I feel like I really could go into labor anytime. At my most recent appointment yesterday afternoon, I found out that I'm 50% effaced (cervix thinning) and that her head is low and well engaged with the cervix, so even though I wasn't dilating yet, that could start really anytime and I should progress nicely when it does. I've never been told that my baby's head was low and engaged before (not even when I was fully dilated and pushing with J!), so I'm feeling very positive and confident that I'll get my VBAC this time. I have an appointment with my chiropractor on Tuesday mid-day, she'll do some voodoo to try to ease me into labor, then I have a doctor's appointment later that afternoon where she'll do some voodoo of her own.

So it'll be soon, one way or another! And now we're ready with a handy place to change her when she gets here!

We're all very excited and ready to welcome baby Rosebud into our family. I will try to post a photo from the hospital with The Map Man's smart phone.

Wednesday, January 4, 2012

THE belly shot (the one and only so get it while you can)

And there you have it, a 39-week pregnant belly. For those of you who have seen me at +80lbs during the pregnancy with each of my boys, this isn't too terribly shocking -- +27lbs just isn't anywhere near as dramatic.

Stay tuned, I'm bound to have exciting news sometime soon!

Sunday, January 1, 2012

resolutions (or lack thereof)

Every year for the past half dozen or so I've posted a year-end wrap up where I post progress on goals I'd set at the start of the year, and then I post again in a few days with my goals for the coming year. I've always enjoyed both reviewing the year and looking ahead, but I'm changing that all this year. In fact, I'm not even going back to read what goals I had set for this year, because it's all entirely beside the point now.

With this pregnancy throwing us all for a loop, generally changing the future "face" of our family, and making me feel like I've accomplished something just by getting out of bed every day, I can pretty much guarantee I achieved none of whatever goals I set for myself for 2011. At the same time, I've come more and more to understand that it's not about what you do or do not accomplish, or how you go about accomplishing it, but rather that you are living your life in the moment, every moment, regardless of what that moment brings your way. That's a pretty huge leap for an over-planning dreamer like me, and while I've always known that I WANT to live my life that way, the actual implementation has been a process. I think I'm close.
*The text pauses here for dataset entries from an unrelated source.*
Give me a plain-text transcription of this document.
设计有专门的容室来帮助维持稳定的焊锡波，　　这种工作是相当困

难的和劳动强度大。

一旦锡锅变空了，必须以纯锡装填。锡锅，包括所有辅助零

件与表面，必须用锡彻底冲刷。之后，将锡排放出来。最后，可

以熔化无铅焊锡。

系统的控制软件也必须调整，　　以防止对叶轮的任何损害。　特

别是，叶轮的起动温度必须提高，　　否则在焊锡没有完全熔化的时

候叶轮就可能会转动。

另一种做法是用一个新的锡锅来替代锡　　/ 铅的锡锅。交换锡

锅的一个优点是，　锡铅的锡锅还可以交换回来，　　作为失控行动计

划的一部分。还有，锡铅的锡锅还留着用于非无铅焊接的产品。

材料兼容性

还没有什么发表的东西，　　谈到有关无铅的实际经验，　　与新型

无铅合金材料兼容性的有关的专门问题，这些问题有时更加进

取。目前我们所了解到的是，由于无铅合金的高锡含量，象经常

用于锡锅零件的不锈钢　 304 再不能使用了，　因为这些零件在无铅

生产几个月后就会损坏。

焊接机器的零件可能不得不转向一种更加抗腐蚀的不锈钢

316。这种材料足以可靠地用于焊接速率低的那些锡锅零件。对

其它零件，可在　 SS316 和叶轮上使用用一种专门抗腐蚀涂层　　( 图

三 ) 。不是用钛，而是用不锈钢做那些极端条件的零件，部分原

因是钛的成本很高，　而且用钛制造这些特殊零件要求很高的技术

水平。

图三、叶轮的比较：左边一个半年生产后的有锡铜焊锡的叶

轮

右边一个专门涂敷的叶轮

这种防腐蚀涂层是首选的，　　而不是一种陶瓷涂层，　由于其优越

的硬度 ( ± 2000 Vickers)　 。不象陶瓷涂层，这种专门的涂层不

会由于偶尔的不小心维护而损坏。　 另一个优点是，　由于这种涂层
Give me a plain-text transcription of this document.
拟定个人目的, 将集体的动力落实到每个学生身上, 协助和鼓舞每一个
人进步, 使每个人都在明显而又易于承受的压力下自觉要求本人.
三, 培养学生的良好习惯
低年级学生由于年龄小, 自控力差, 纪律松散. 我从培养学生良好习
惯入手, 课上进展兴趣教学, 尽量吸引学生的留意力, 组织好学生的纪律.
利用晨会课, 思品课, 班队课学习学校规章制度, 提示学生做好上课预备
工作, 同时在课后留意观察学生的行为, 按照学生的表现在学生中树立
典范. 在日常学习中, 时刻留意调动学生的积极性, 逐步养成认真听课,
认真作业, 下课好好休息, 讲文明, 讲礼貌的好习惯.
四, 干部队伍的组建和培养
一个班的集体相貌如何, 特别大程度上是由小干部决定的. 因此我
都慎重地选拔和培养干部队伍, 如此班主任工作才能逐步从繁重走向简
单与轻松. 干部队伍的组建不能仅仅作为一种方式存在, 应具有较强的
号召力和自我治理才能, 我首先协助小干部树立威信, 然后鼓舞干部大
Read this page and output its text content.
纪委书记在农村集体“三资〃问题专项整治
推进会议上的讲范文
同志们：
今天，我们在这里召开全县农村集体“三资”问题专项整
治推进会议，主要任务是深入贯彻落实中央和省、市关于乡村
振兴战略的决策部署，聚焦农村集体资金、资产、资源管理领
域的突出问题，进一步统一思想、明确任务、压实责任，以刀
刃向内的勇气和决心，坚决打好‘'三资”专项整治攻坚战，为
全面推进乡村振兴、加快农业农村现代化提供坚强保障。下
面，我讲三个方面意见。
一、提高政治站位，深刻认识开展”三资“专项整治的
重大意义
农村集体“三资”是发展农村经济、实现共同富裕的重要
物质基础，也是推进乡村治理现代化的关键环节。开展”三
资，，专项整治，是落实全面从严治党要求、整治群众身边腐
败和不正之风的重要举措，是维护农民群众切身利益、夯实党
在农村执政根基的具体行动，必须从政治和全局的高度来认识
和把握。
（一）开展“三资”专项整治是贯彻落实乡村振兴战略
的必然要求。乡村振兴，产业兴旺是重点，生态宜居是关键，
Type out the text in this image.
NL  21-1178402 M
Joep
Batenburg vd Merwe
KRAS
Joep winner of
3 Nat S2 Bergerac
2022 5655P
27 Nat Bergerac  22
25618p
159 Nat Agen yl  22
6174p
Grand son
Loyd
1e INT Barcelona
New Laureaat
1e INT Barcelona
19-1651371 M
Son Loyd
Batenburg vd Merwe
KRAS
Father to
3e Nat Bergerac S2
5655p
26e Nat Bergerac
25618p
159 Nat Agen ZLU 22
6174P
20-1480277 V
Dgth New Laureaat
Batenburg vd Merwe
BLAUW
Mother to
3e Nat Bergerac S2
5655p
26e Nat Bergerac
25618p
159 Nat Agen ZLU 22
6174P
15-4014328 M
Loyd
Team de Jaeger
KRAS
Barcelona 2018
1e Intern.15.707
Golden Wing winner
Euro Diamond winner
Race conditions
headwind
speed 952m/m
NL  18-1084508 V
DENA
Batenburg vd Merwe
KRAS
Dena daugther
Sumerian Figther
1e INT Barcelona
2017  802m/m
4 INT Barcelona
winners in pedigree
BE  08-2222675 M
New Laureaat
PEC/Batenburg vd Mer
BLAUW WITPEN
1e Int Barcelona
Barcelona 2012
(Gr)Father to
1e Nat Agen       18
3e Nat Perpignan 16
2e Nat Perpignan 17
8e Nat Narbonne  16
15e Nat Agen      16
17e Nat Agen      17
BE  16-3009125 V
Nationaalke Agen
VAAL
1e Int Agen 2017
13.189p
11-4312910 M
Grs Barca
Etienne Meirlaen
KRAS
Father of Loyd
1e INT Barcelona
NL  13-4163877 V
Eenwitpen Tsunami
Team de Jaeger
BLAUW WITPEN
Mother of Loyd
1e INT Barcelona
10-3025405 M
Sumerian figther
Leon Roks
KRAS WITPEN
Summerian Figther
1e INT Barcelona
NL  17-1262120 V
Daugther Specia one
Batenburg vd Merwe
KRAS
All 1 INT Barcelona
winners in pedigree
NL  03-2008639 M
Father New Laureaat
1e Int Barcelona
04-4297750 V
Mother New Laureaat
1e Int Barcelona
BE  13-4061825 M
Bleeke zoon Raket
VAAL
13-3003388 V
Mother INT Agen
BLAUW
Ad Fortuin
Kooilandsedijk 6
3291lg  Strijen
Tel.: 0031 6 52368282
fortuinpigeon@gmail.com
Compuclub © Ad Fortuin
So I have no goals for 2012. Oh sure, I have wishes, and hopes, and a general feeling of how I can see things going for us. But I also am 100% committed to just taking life as it comes this year, living in the moments as they happen, and enjoying my family, our farm, and the lives we have built together to the absolute fullest, every moment of every day.

And that's my one and only resolution for this year. Just to BE, and to be OK with whatever will be. I'm pretty sure it's going to be an amazing year, and I don't want to miss a single minute of it thinking of what could be or could have been.

Wishing you all a joyous, present New Year!